Now it was time for Jake and the pulp writer to both inhale sharply.
“INDUSTRIVISM IS”
The pipe on the left shoulder of Diesel’s tank suit blew and the sound reverberated throughout the basement almost as if had been designed with that acoustic effect in mind.
No, not almost, Jake realized. Exactly.
Where the tank-suit had once stood there was a door, and now that door opened. It was the swing-shift, the noon till eight crowd. All men, as was typical, and . . . not all men.

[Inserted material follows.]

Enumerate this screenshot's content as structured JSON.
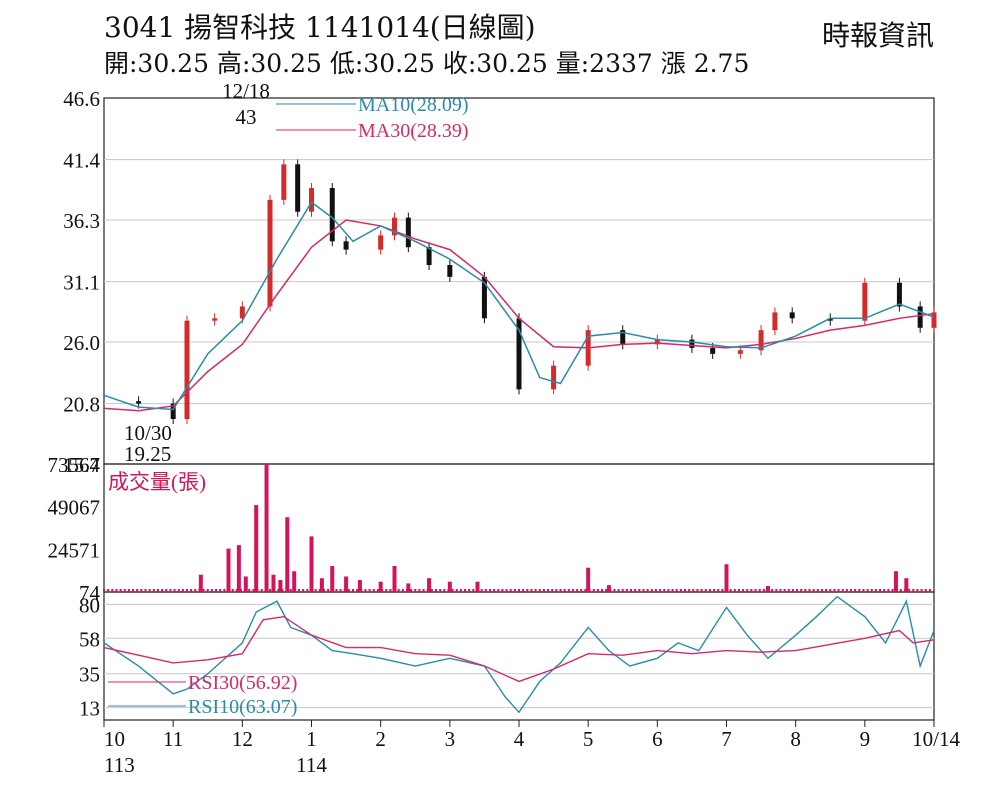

The first was armless, but his limbs had been replaced with a remarkable set of prostheses. He actually had eight hook like fingers at the end of each arm-rod, and then opened and closed like a rose whose petals could snap shut in the blink of an eye. Behind him was a legless man, his waist a corkscrew, legs thin and pointed, but perfectly balanced in their way like a drafter’s compass in expert hands.
The entire shift, and there weren’t many of them, had some replacement. Jake had never seen any of these men before, not in the factory. Maybe on the streets, one or two begging, or just idling listlessly. The last man seemed to Jake to be whole, and he Jake recognized. It was the man from the electroplating vats upstairs, the utterly normal-appearing man with no defect at all. He walked up to Jake and the pulp writer and undid several buttons of his work jumpsuit, to show off the chest still fresh with a huge incision.